Il est temps de réhabiliter "Duke", car ce disque mérite beaucoup mieux que la réputation que l'on a voulu coller à tout ce qui est Genesis post-Hackett. Ce disque est très bon et mérite sa place dans la discothèque de tout fan de Genesis.
En 1980, le groupe est virtuellement mort. Les trois musiciens restants se sont échoués sur le récif de "...And then there were three..." et personne ne s'attend à le voir renaître. Banks et Rutherford ont chacun sorti un album solo, et Phil Collins, effondré par l'échec de son mariage, ne fait plus de musique ou presque. Pourtant, les trois amis se retrouvent pour soutenir Phil et se mettent à jouer ensemble. C'est ainsi qu'ils composent, au fil des impros et des journées, un immense morceau intitulé "Duke". Fait de solos construits en fugue comme les affectionne Tony Banks, cassé par des breaks lents et mélodieux, orné de perles rythmiques d'un Phil Collins invincible sur son instrument, cette suite de "Duke" est inspirée par les mésaventures de stars des trois compères : le star-system, les fans, les médias, et les effets pervers sur la vie privée dont Phil fut la principale victime au sein de Genesis. De quoi fournir la matière à des paroles acerbes.

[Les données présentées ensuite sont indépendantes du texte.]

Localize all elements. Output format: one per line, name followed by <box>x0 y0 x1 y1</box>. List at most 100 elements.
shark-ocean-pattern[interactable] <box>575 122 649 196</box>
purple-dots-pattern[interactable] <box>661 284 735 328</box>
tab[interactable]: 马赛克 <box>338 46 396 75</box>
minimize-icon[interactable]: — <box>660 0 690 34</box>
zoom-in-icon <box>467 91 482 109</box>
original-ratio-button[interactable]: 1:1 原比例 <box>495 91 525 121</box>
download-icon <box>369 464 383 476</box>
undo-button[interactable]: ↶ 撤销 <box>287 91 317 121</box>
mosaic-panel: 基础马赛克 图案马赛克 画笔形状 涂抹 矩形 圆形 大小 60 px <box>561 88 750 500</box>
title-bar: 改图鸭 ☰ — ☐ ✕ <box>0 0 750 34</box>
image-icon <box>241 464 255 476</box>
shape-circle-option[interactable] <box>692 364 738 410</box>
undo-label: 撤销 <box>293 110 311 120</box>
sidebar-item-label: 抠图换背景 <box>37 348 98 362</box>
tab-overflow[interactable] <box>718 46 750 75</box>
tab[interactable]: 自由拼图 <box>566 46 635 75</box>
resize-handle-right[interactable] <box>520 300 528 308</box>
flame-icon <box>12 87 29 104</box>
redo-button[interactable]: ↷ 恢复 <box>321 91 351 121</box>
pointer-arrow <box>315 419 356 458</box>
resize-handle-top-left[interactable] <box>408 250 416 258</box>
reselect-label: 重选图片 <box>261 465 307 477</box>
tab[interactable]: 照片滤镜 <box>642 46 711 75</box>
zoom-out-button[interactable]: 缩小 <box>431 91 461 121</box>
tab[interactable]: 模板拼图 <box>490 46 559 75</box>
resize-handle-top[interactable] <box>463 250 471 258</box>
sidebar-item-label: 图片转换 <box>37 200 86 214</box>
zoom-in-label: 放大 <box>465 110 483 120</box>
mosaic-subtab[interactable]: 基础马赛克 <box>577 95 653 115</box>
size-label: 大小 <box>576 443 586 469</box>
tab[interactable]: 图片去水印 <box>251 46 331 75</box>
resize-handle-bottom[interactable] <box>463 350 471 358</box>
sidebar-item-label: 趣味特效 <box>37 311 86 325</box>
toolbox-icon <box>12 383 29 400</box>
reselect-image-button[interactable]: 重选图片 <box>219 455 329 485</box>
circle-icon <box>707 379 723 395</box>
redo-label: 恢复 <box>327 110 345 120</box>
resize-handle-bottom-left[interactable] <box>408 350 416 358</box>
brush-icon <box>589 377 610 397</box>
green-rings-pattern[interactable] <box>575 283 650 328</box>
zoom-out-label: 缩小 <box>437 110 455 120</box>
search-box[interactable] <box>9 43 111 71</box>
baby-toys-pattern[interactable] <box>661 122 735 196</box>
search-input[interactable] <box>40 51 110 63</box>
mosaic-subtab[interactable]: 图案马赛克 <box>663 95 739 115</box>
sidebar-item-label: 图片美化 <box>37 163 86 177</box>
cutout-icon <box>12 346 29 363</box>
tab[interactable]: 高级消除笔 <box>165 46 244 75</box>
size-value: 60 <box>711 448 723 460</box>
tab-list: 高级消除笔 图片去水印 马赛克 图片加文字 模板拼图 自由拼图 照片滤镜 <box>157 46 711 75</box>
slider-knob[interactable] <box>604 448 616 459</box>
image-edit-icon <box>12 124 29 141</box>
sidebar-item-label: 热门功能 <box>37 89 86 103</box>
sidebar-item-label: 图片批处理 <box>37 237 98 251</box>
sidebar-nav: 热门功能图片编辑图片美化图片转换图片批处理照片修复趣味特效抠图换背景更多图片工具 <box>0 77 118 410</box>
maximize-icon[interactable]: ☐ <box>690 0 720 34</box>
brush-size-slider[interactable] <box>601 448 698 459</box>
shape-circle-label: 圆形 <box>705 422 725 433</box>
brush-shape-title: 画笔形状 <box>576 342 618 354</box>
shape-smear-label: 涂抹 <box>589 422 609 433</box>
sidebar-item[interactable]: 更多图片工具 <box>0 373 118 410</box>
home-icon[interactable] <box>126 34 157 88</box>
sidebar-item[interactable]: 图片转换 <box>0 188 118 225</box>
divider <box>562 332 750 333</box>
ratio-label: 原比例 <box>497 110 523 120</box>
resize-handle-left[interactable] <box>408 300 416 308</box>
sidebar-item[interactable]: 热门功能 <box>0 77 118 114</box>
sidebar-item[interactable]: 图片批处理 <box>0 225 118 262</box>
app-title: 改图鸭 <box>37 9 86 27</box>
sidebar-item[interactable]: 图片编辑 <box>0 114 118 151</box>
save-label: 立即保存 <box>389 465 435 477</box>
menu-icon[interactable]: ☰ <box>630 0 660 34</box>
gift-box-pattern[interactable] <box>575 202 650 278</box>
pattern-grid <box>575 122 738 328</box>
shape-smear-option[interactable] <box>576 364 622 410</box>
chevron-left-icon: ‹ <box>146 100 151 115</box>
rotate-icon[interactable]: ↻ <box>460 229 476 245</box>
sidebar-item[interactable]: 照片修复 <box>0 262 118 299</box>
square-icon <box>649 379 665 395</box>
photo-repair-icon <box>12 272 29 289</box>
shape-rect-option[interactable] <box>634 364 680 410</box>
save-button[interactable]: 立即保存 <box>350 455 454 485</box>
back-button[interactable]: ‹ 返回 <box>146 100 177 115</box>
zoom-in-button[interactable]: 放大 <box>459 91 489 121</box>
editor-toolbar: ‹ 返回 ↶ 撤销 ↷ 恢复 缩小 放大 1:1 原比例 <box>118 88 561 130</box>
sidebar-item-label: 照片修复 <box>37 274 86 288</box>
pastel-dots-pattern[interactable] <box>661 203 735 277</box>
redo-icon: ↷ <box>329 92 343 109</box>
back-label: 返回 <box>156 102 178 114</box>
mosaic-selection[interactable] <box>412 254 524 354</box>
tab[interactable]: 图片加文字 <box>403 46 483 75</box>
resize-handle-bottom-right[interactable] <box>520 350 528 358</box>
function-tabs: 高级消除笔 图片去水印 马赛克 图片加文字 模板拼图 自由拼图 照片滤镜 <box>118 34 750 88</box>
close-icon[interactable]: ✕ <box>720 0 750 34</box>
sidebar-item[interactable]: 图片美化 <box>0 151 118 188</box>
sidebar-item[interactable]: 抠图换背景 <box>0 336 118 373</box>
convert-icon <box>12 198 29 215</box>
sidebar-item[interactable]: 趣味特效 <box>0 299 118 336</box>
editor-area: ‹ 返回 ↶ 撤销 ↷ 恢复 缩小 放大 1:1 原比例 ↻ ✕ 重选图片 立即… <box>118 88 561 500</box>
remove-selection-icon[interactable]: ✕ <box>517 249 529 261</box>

En définitive, les trois membres revigorés décident de construire un album autour de cette suite. Phil s'est mis à écrire des chansons inspirées de son divorce et il les divisera entre cet album et son futur premier album solo. Rutherford colle quelques rocks (dont le meilleur reste le râpeux et syncopé "Man of our times"), Banks quelques ballades au piano. La suite "Duke" est éclatée en plusieurs morceaux qui s'enchaînent plus ou moins autour des autres chansons, et l'album devient une sorte d'album-concept souple.
Au final : une vraie réussite. L'équilibre ballade-délires est parfait et les trois musiciens sont en parfaite osmose. Trois superbes reprises de thèmes émaillent l'album pour le rendre homogène et faire sauter le coeur du public au moment où ils reconnaissent la mélodie du début. Pour les trois amis, un nouveau souffle est trouvé, ainsi qu'un sacerdoce : ne plus jamais se recopier et s'auto-parodier, il faut voir de l'avant, quitte à changer de son et d'image. Car le son est désormais plus 80, finis les sons étouffés des 70's, mais si l'Hammond a disparu c'est au profit d'un synthé qui lui ressemble et le groupe reste le même.
En bref, "Duke" est tout simplement un très bon album capable de rivaliser avec la paire "Trick of the Tail"/"Wind & Wuthering", car il a beau être moins mélancolique et ciselé, il est plus homogène et cohérent. De quoi faire découvrir de nouveaux horizons aux fans des premiers albums de Genesis.